Le syndicat des copropriétaires a interjeté appel de cette décision le 11 février 2022.

MOYENS ET PRÉTENTIONS DES PARTIES

Aux termes de ses conclusions récapitulatives notifiées le 7 septembre 2022, le syndicat des copropriétaires, représenté par son administrateur provisoire Maître [F] [S], exerçant désormais dans le cadre de la SELARL [S] & ASSOCIÉS, reproche au tribunal d'avoir réduit le montant de sa créance au motif qu'aucun élément ne permettait de confirmer que le compte des époux [A] [M] présentait un solde débiteur de 4.290,43 € à la date de la reprise des comptes de l'ancien syndic le 5 mai 2017, et d'avoir retenu le solde débiteur de 2.997,76 € existant au 30 septembre précédent. Il produit en cause d'appel deux notes rédigées par l'expert [G] en réponse à l'argumentation du premier juge et aux moyens développés par les intimés.

Il produit un nouveau relevé de compte actualisé au 11 avril 2022, faisant apparaître une créance de 1.336,35 €.

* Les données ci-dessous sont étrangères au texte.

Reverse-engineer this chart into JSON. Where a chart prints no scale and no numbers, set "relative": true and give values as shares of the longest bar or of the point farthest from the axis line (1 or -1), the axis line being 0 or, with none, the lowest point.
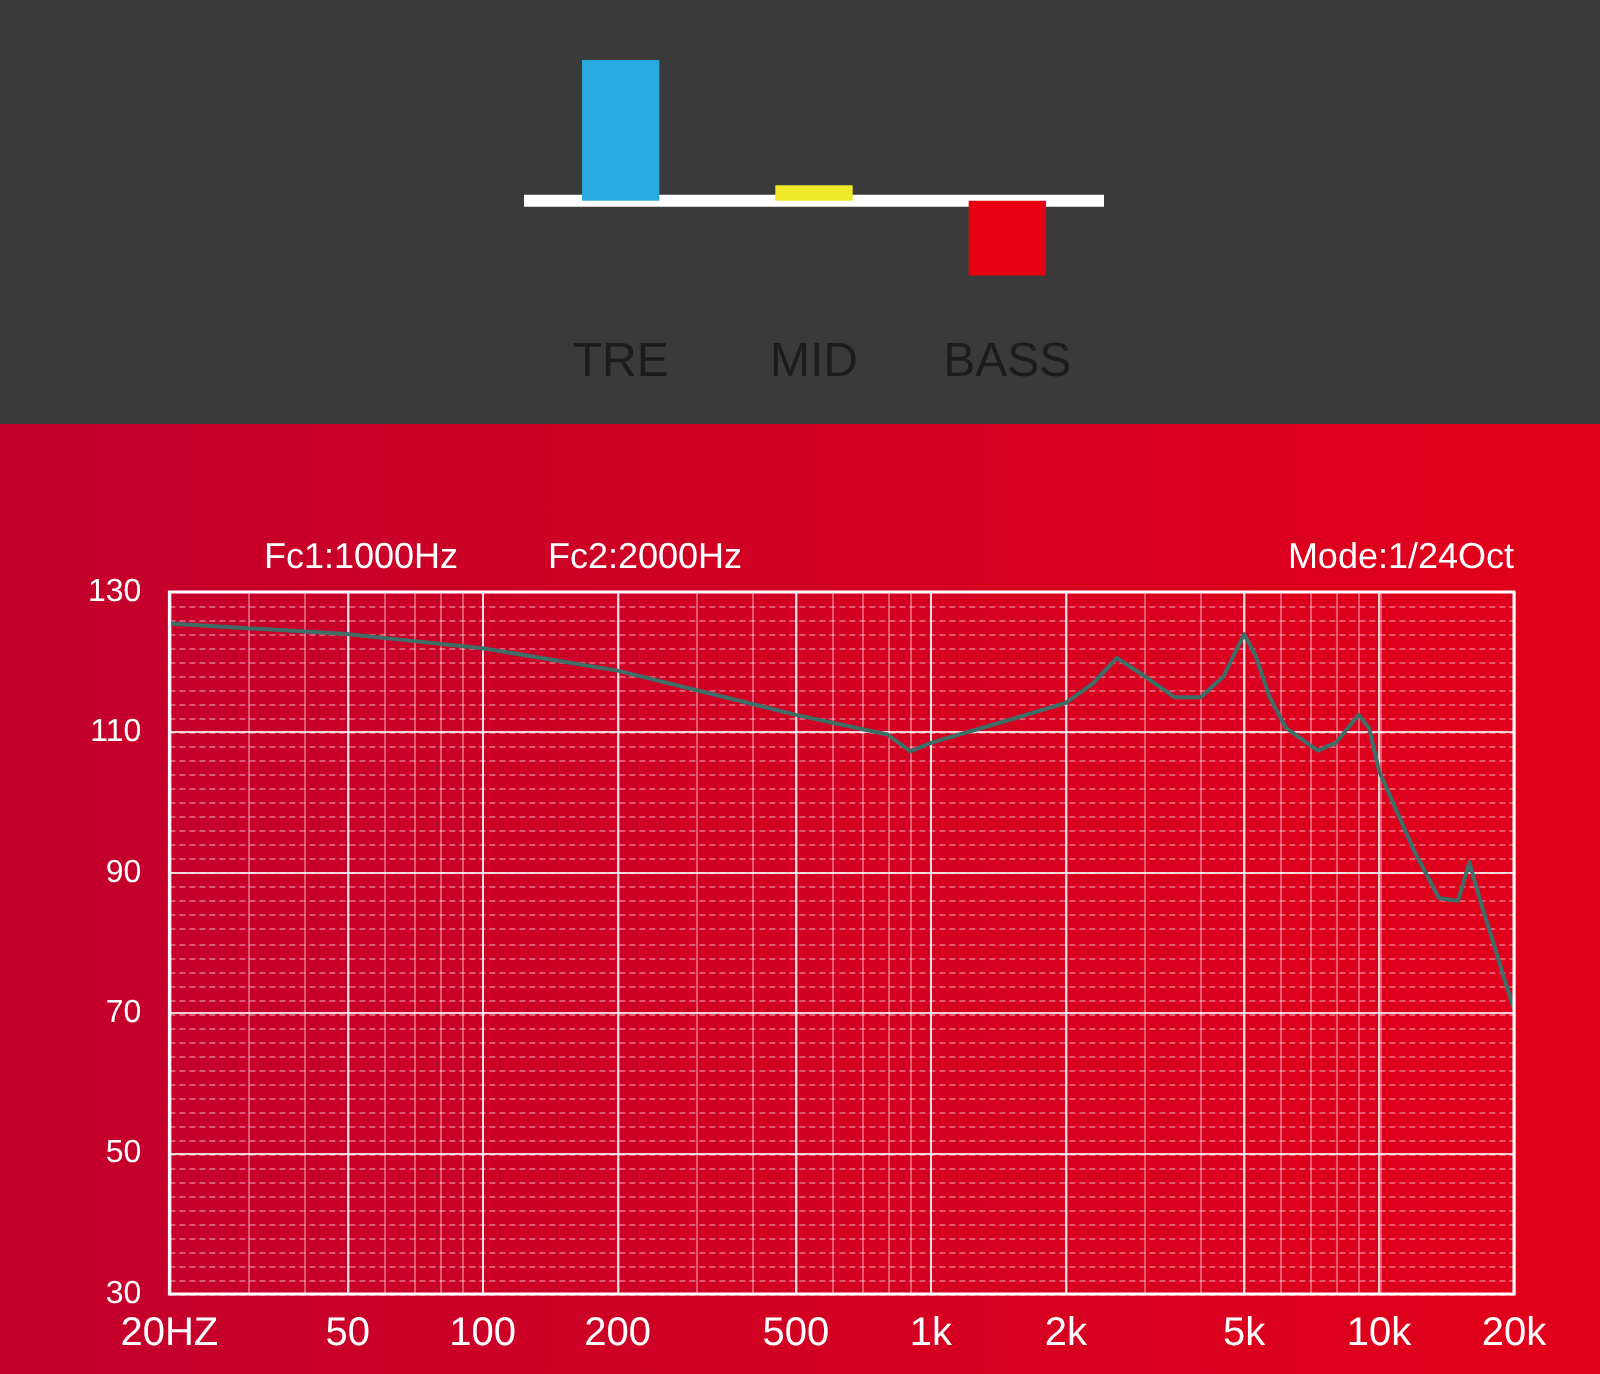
{
  "chart_data": [
    {
      "type": "bar",
      "relative": true,
      "categories": [
        "TRE",
        "MID",
        "BASS"
      ],
      "values": [
        1,
        0.11,
        -0.53
      ],
      "colors": [
        "#29abe2",
        "#f0e82a",
        "#e60012"
      ],
      "ref_lines": [
        {
          "axis": "y",
          "value": 0,
          "color": "#ffffff"
        }
      ]
    },
    {
      "type": "line",
      "log": "x",
      "x": [
        20,
        50,
        100,
        200,
        500,
        800,
        900,
        1000,
        1500,
        2000,
        2300,
        2600,
        3000,
        3500,
        4000,
        4500,
        5000,
        5300,
        5700,
        6200,
        7300,
        8000,
        9000,
        9500,
        10000,
        11000,
        12000,
        13600,
        15000,
        15900,
        17000,
        18000,
        19000,
        20000
      ],
      "series": [
        {
          "color": "#3d6e68",
          "values": [
            125.5,
            124,
            122,
            118.8,
            112.5,
            109.7,
            107.3,
            108.5,
            111.8,
            114.2,
            117,
            120.6,
            118,
            115,
            115,
            118,
            124,
            121,
            115,
            110.6,
            107.4,
            108.5,
            112.5,
            110.6,
            104.5,
            98.5,
            93,
            86.4,
            86,
            91.5,
            85,
            80,
            75,
            70.6
          ]
        }
      ],
      "xlim": [
        20,
        20000
      ],
      "xticks": [
        {
          "value": 20,
          "label": "20HZ"
        },
        50,
        100,
        200,
        500,
        {
          "value": 1000,
          "label": "1k"
        },
        {
          "value": 2000,
          "label": "2k"
        },
        {
          "value": 5000,
          "label": "5k"
        },
        {
          "value": 10000,
          "label": "10k"
        },
        {
          "value": 20000,
          "label": "20k"
        }
      ],
      "ylim": [
        30,
        130
      ],
      "yticks": [
        30,
        50,
        70,
        90,
        110,
        130
      ],
      "grid": true,
      "marker": "none",
      "annotations": [
        "Fc1:1000Hz",
        "Fc2:2000Hz",
        "Mode:1/24Oct"
      ]
    }
  ]
}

Il critique également la décision entreprise quant au montant des dommages-intérêts et de l'indemnité pour frais irrépétibles qui lui ont été alloués.

Il demande à la cour d'infirmer le jugement déféré et, statuant à nouveau, de condamner les époux [A] [M] à lui payer :

- 1.336,35 € au titre du solde débiteur de leur compte arrêté au 11 avril 2022,

- 2.000 € à titre de dommages-intérêts pour résistance abusive,

- 1.500 € au titre des frais irrépétibles exposés en première instance,

- 2.500 € au titre de ceux exposés en appel,

- et les entiers dépens.

Par conclusions notifiées le 28 juillet 2022, les époux [A] [M] réitèrent en premier lieu la fin de non-recevoir fondée sur la prescription quinquennale édictée par l'article 42 de la loi du 10 juillet 1965, faisant valoir que, l'action du syndicat étant fondée sur les conclusions du rapport d'expertise de M. [G] qui leur a été signifié le 15 juin 2020 en même temps que l'assignation, l'administrateur provisoire ne peut réclamer paiement des charges échues avant le 15 juin 2015.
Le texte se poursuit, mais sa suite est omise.